Kini, ibu sudah berjarak setengah meter di depanku. “Yuk,” kata ibu. Aku segera menaiki motor dengan posisi duduk miring. Tergenggam di kedua tanganku novel yang belum selesai kubaca dan kuletakkan begitu saja di atas paha. Malas saja membuka tas dan memasukkannya ke dalam sana, ribet. Sepuluh detik kemudian, ibu memutar arah motor dengan kecepatan sedang untuk kembali ke arah rumah.
Namun, siapa sangka. Di tengah momen ibu memutar kemudi motor, tiba-tiba saja aku terjatuh dari motor dikarenakan suatu dorongan kuat di bagian punggungku, aneh dan mengejutkan. Jatuhku juga tak biasa. Rasanya seperti terbang sekian meter dari boncengan motor dan terbanting sangat keras ke arah aspal. Momen itu membuatku syok selama beberapa detik. Buku yang kugenggam terseok asal di dekatku, berselimut debu. Motor yang kami tumpangi jadi oleng ke arah berlawanan: aku ke arah kiri, sedangkan ia ke arah kanan.
“Aah!!” jerit ibu.
Kaki ibu jadi terjepit sisi kanan motor. Ia kesakitan dan susah berdiri. Warga di sekitar kami dan seorang temanku yang menunggu kakaknya di dekat gerbang terkejut lalu bergegas menolong. Kesadaranku yang perlahan sudah kembali membuatku teringat dengan mimpi semalam.
“Besok akan ada kepalaku, tanganku, dan beberapa rumput di sekitarmu... Karena aku akan mencelakaimu…”
Mataku membulat. Rumput! Mataku melirik waswas ke samping kiriku. Aku benar-benar celaka di dekat rumput. Tengkorak, tangan! Tubuhku yang gemetar takut mencoba berbalik menghadap ke arah ibu di belakangku.
Astaga…
Makhluk itu…
Berdiri diam di samping ibu…
Menatapku dingin.
Ibu menoleh kesal ke arahku. Lamunanku buyar. “Rana! Kamu kenapa, sih? Ngapain baca buku di atas motor!! Ayo, cepet bangun!”
Ini bukan kebetulan.
Aku tercengang mendengar omelan ibu yang beruntun itu. Selama beberapa detik aku dan makhluk tinggi besar itu saling bersitatap.
B-bu… Masalah yang sebenarnya bukan itu…
Bersambung
[1]Mimpi sadar (Inggris: Lucid dream) adalah sebuah mimpi ketika seseorang sadar bahwa ia sedang bermimpi. Istilah ini dicetuskan oleh psikiater dan penulis berkebangsaan Belanda, Frederik (Willem) van Eeden (1860–1932).
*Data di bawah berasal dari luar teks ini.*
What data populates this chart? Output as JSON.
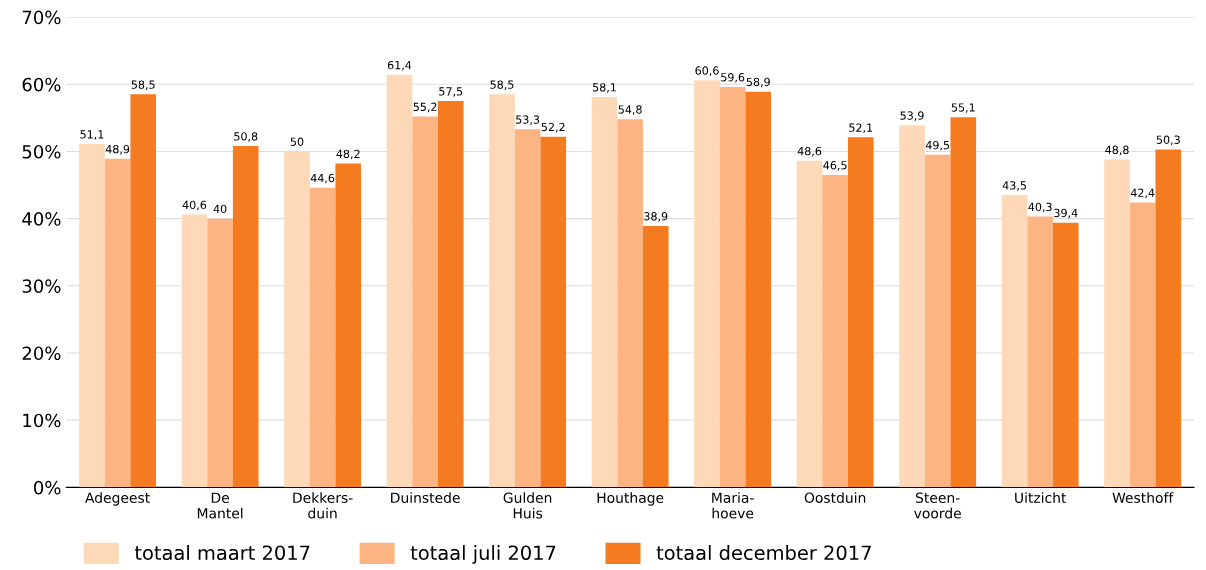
{
  "chart_data": {
    "type": "bar",
    "categories": [
      "Adegeest",
      "De\nMantel",
      "Dekkers-\nduin",
      "Duinstede",
      "Gulden\nHuis",
      "Houthage",
      "Maria-\nhoeve",
      "Oostduin",
      "Steen-\nvoorde",
      "Uitzicht",
      "Westhoff"
    ],
    "series": [
      {
        "name": "totaal maart 2017",
        "color": "#fdd9b8",
        "values": [
          51.1,
          40.6,
          50,
          61.4,
          58.5,
          58.1,
          60.6,
          48.6,
          53.9,
          43.5,
          48.8
        ],
        "value_labels": [
          "51,1",
          "40,6",
          "50",
          "61,4",
          "58,5",
          "58,1",
          "60,6",
          "48,6",
          "53,9",
          "43,5",
          "48,8"
        ]
      },
      {
        "name": "totaal juli 2017",
        "color": "#fbb482",
        "values": [
          48.9,
          40,
          44.6,
          55.2,
          53.3,
          54.8,
          59.6,
          46.5,
          49.5,
          40.3,
          42.4
        ],
        "value_labels": [
          "48,9",
          "40",
          "44,6",
          "55,2",
          "53,3",
          "54,8",
          "59,6",
          "46,5",
          "49,5",
          "40,3",
          "42,4"
        ]
      },
      {
        "name": "totaal december 2017",
        "color": "#f47b20",
        "values": [
          58.5,
          50.8,
          48.2,
          57.5,
          52.2,
          38.9,
          58.9,
          52.1,
          55.1,
          39.4,
          50.3
        ],
        "value_labels": [
          "58,5",
          "50,8",
          "48,2",
          "57,5",
          "52,2",
          "38,9",
          "58,9",
          "52,1",
          "55,1",
          "39,4",
          "50,3"
        ]
      }
    ],
    "ylim": [
      0,
      70
    ],
    "yticks": [
      {
        "value": 0,
        "label": "0%"
      },
      {
        "value": 10,
        "label": "10%"
      },
      {
        "value": 20,
        "label": "20%"
      },
      {
        "value": 30,
        "label": "30%"
      },
      {
        "value": 40,
        "label": "40%"
      },
      {
        "value": 50,
        "label": "50%"
      },
      {
        "value": 60,
        "label": "60%"
      },
      {
        "value": 70,
        "label": "70%"
      }
    ],
    "grid": "y",
    "legend": "bottom"
  }
}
Ketika mimpi sadar, si pemimpi mampu berpartisipasi secara aktif dan mengubah pengalaman imajinasi dalam dunia mimpinya. Mimpi sadar dapat terlihat nyata dan jelas.
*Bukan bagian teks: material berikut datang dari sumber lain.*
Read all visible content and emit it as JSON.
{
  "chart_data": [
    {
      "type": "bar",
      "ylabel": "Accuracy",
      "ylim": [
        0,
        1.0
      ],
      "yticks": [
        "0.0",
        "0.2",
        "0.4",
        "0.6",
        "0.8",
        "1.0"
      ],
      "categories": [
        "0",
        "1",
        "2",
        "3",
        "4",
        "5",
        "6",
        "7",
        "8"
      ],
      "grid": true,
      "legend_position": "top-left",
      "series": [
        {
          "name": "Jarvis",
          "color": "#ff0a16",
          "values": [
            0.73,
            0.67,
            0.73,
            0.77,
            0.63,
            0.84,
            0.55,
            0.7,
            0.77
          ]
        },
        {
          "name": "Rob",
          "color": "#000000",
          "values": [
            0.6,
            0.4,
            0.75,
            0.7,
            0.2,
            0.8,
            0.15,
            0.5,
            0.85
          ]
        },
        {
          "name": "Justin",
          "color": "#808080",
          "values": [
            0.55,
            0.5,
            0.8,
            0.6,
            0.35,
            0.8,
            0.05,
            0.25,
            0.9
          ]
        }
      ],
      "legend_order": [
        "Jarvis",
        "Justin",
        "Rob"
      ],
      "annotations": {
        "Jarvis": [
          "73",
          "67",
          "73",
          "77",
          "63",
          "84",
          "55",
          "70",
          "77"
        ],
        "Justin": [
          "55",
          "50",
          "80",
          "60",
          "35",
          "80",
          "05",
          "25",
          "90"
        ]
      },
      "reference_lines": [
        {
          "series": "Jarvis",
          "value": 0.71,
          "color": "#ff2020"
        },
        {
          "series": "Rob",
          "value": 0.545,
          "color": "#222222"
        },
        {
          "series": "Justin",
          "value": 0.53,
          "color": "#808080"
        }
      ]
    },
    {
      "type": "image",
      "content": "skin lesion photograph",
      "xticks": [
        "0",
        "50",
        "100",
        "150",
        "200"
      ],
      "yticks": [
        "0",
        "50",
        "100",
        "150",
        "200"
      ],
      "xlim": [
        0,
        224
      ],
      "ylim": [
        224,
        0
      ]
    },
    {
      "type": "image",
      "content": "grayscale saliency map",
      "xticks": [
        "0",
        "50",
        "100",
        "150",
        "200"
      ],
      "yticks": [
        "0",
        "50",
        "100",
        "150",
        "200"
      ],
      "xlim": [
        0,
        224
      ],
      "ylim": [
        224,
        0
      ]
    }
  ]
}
[2]Proyeksi Astral (atau perjalanan astral) adalah istilah yang digunakan dalam esoterisme untuk menggambarkan pengalaman keluar dari tubuh atas keinginan sendiri, yang diduga sebagai suatu bentuk dari telepati, yang mengasumsikan adanya jiwa atau kesadaran yang disebut “tubuh astral” yang terpisah dari tubuh fisik dan mampu melakukan perjalanan ke luar ke seluruh penjuru alam semesta.